March 6 - 8, 2017 | Berlin
LEADING ENGINEERING SIMULATION CONFERENCE
In modern society, taking a blood sample from a patient became the key factor in verifying any possible abnormal health status. Due to a possible high risk of spreading an infection, a professional with medical experience usually performs the blood sampling. Afterwards, the sample is send to a laboratory for further analysis and the results are submitted to the medical doctor, who discusses the outcome with the patient in a private environment. These steps are very common in the western world, but are far out of reach for developing countries. Therefore, blood sampling has to be simplified and easy to manage to give more people broader access to be checked for any diseases or deficiencies to apply the needed treatment.

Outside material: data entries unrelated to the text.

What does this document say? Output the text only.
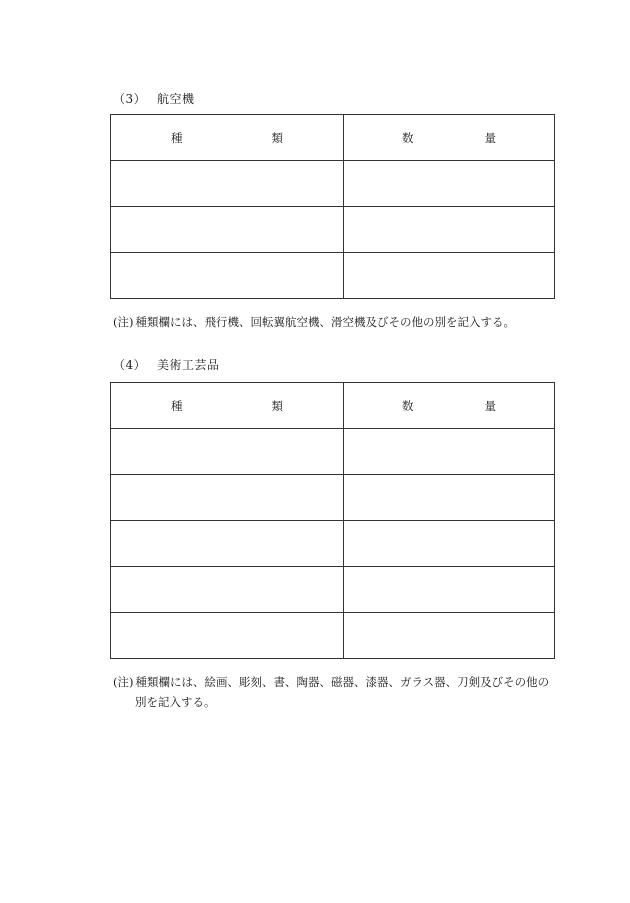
（3） 航空機
種 類	数 量

(注) 種類欄には、飛行機、回転翼航空機、滑空機及びその他の別を記入する。
（4） 美術工芸品
種 類	数 量

(注) 種類欄には、絵画、彫刻、書、陶器、磁器、漆器、ガラス器、刀剣及びその他の
別を記入する。
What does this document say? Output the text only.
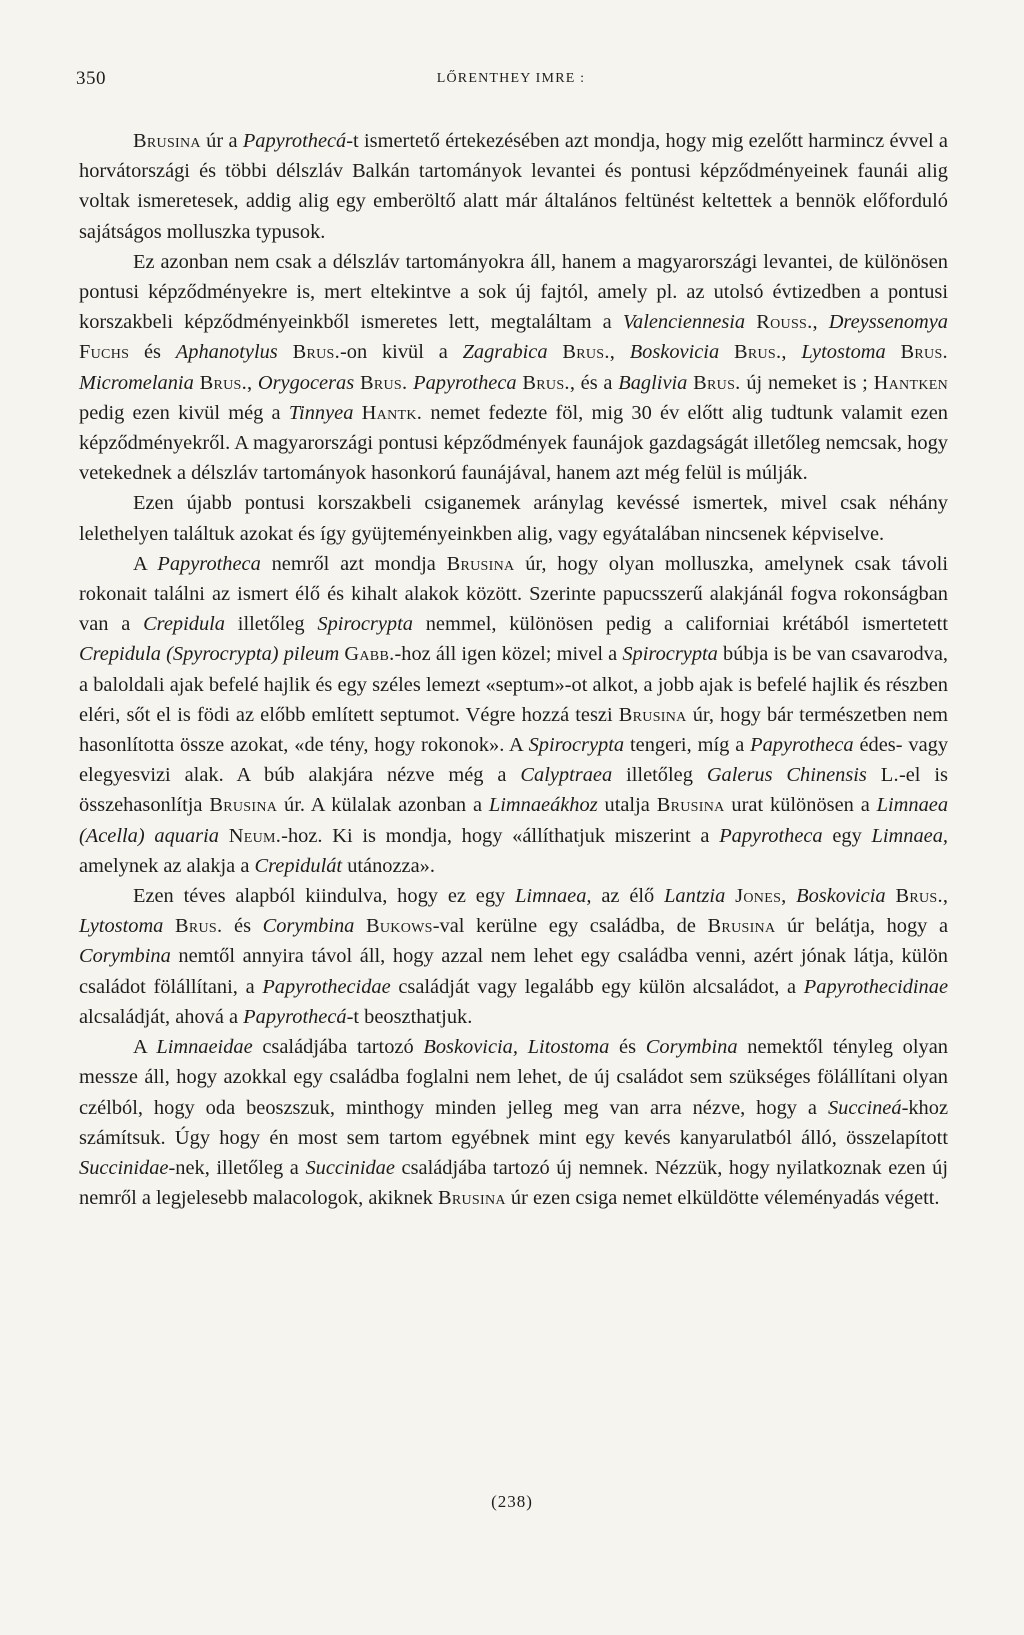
350	LŐRENTHEY IMRE :

Brusina úr a Papyrothecá-t ismertető értekezésében azt mondja, hogy mig ezelőtt harmincz évvel a horvátországi és többi délszláv Balkán tartományok levantei és pontusi képződményeinek faunái alig voltak ismeretesek, addig alig egy emberöltő alatt már általános feltünést keltettek a bennök előforduló sajátságos molluszka typusok.

Ez azonban nem csak a délszláv tartományokra áll, hanem a magyarországi levantei, de különösen pontusi képződményekre is, mert eltekintve a sok új fajtól, amely pl. az utolsó évtizedben a pontusi korszakbeli képződményeinkből ismeretes lett, megtaláltam a Valenciennesia Rouss., Dreyssenomya Fuchs és Aphanotylus Brus.-on kivül a Zagrabica Brus., Boskovicia Brus., Lytostoma Brus. Micromelania Brus., Orygoceras Brus. Papyrotheca Brus., és a Baglivia Brus. új nemeket is ; Hantken pedig ezen kivül még a Tinnyea Hantk. nemet fedezte föl, mig 30 év előtt alig tudtunk valamit ezen képződményekről. A magyarországi pontusi képződmények faunájok gazdagságát illetőleg nemcsak, hogy vetekednek a délszláv tartományok hasonkorú faunájával, hanem azt még felül is múlják.

Ezen újabb pontusi korszakbeli csiganemek aránylag kevéssé ismertek, mivel csak néhány lelethelyen találtuk azokat és így gyüjteményeinkben alig, vagy egyátalában nincsenek képviselve.

A Papyrotheca nemről azt mondja Brusina úr, hogy olyan molluszka, amelynek csak távoli rokonait találni az ismert élő és kihalt alakok között. Szerinte papucsszerű alakjánál fogva rokonságban van a Crepidula illetőleg Spirocrypta nemmel, különösen pedig a californiai krétából ismertetett Crepidula (Spyrocrypta) pileum Gabb.-hoz áll igen közel; mivel a Spirocrypta búbja is be van csavarodva, a baloldali ajak befelé hajlik és egy széles lemezt «septum»-ot alkot, a jobb ajak is befelé hajlik és részben eléri, sőt el is födi az előbb említett septumot. Végre hozzá teszi Brusina úr, hogy bár természetben nem hasonlította össze azokat, «de tény, hogy rokonok». A Spirocrypta tengeri, míg a Papyrotheca édes- vagy elegyesvizi alak. A búb alakjára nézve még a Calyptraea illetőleg Galerus Chinensis L.-el is összehasonlítja Brusina úr. A külalak azonban a Limnaeákhoz utalja Brusina urat különösen a Limnaea (Acella) aquaria Neum.-hoz. Ki is mondja, hogy «állíthatjuk miszerint a Papyrotheca egy Limnaea, amelynek az alakja a Crepidulát utánozza».

Ezen téves alapból kiindulva, hogy ez egy Limnaea, az élő Lantzia Jones, Boskovicia Brus., Lytostoma Brus. és Corymbina Bukows-val kerülne egy családba, de Brusina úr belátja, hogy a Corymbina nemtől annyira távol áll, hogy azzal nem lehet egy családba venni, azért jónak látja, külön családot fölállítani, a Papyrothecidae családját vagy legalább egy külön alcsaládot, a Papyrothecidinae alcsaládját, ahová a Papyrothecá-t beoszthatjuk.

A Limnaeidae családjába tartozó Boskovicia, Litostoma és Corymbina nemektől tényleg olyan messze áll, hogy azokkal egy családba foglalni nem lehet, de új családot sem szükséges fölállítani olyan czélból, hogy oda beoszszuk, minthogy minden jelleg meg van arra nézve, hogy a Succineá-khoz számítsuk. Úgy hogy én most sem tartom egyébnek mint egy kevés kanyarulatból álló, összelapított Succinidae-nek, illetőleg a Succinidae családjába tartozó új nemnek. Nézzük, hogy nyilatkoznak ezen új nemről a legjelesebb malacologok, akiknek Brusina úr ezen csiga nemet elküldötte véleményadás végett.

(238)
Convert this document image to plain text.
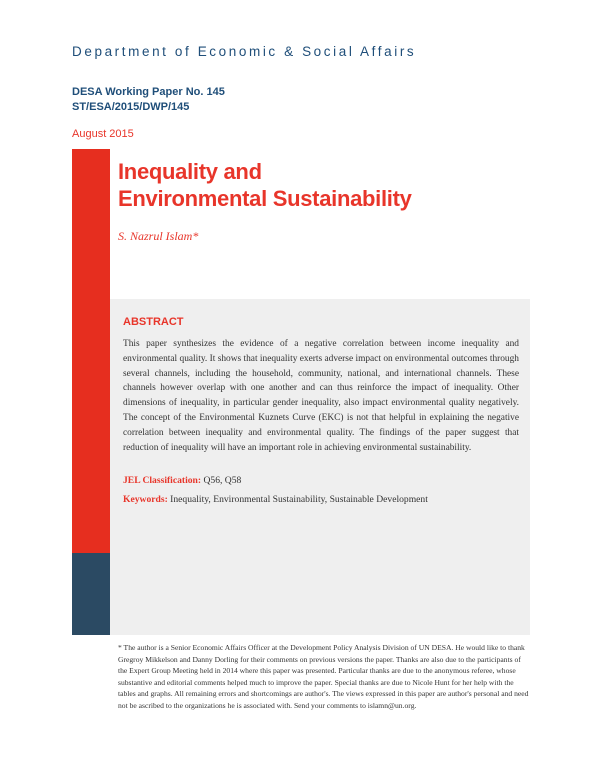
Department of Economic & Social Affairs
DESA Working Paper No. 145
ST/ESA/2015/DWP/145
August 2015
Inequality and
Environmental Sustainability
S. Nazrul Islam*
ABSTRACT

This paper synthesizes the evidence of a negative correlation between income inequality and environmental quality. It shows that inequality exerts adverse impact on environmental outcomes through several channels, including the household, community, national, and international channels. These channels however overlap with one another and can thus reinforce the impact of inequality. Other dimensions of inequality, in particular gender inequality, also impact environmental quality negatively. The concept of the Environmental Kuznets Curve (EKC) is not that helpful in explaining the negative correlation between inequality and environmental quality. The findings of the paper suggest that reduction of inequality will have an important role in achieving environmental sustainability.

JEL Classification: Q56, Q58
Keywords: Inequality, Environmental Sustainability, Sustainable Development

* The author is a Senior Economic Affairs Officer at the Development Policy Analysis Division of UN DESA. He would like to thank Gregroy Mikkelson and Danny Dorling for their comments on previous versions the paper. Thanks are also due to the participants of the Expert Group Meeting held in 2014 where this paper was presented. Particular thanks are due to the anonymous referee, whose substantive and editorial comments helped much to improve the paper. Special thanks are due to Nicole Hunt for her help with the tables and graphs. All remaining errors and shortcomings are author's. The views expressed in this paper are author's personal and need not be ascribed to the organizations he is associated with. Send your comments to islamn@un.org.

The specifications for such a device are high due to the task it has to perform. On the one hand, requirements for this device involve a stable outside hull, easy-to-manufacture components by injection moulding, security mechanisms, surgical syringe and a contamination container to prevent blood from escaping from the device. On the other hand, a novel blood sampling mechanism is required for storing and analysing the blood sample from the patient. Furthermore, such a device must be of the size of a 2€ coin or equivalent. In addition, costwise the sampling mechanism has to be integrated into already existing components, which cannot be put together before hand. Therefore, simulating the blood flow from the tip of the syringe (0.1mm ⌀) until the end of the lateral-flow-assay is crucial. With the help of STAR-CCM+®, the general blood flow could be simulated and the results of the simulations showed the performance of the device. Based on the results changes to the design were carried out for a successful blood flow from the tip of the needle towards the lateral flow assay. In addition, the simulations could demonstrate how the blood will be analysed by the lateral flow assay. Due to the gained knowledge from the simulations of the blood flow redesigns of the device were carried out to fit the task of effective blood sampling.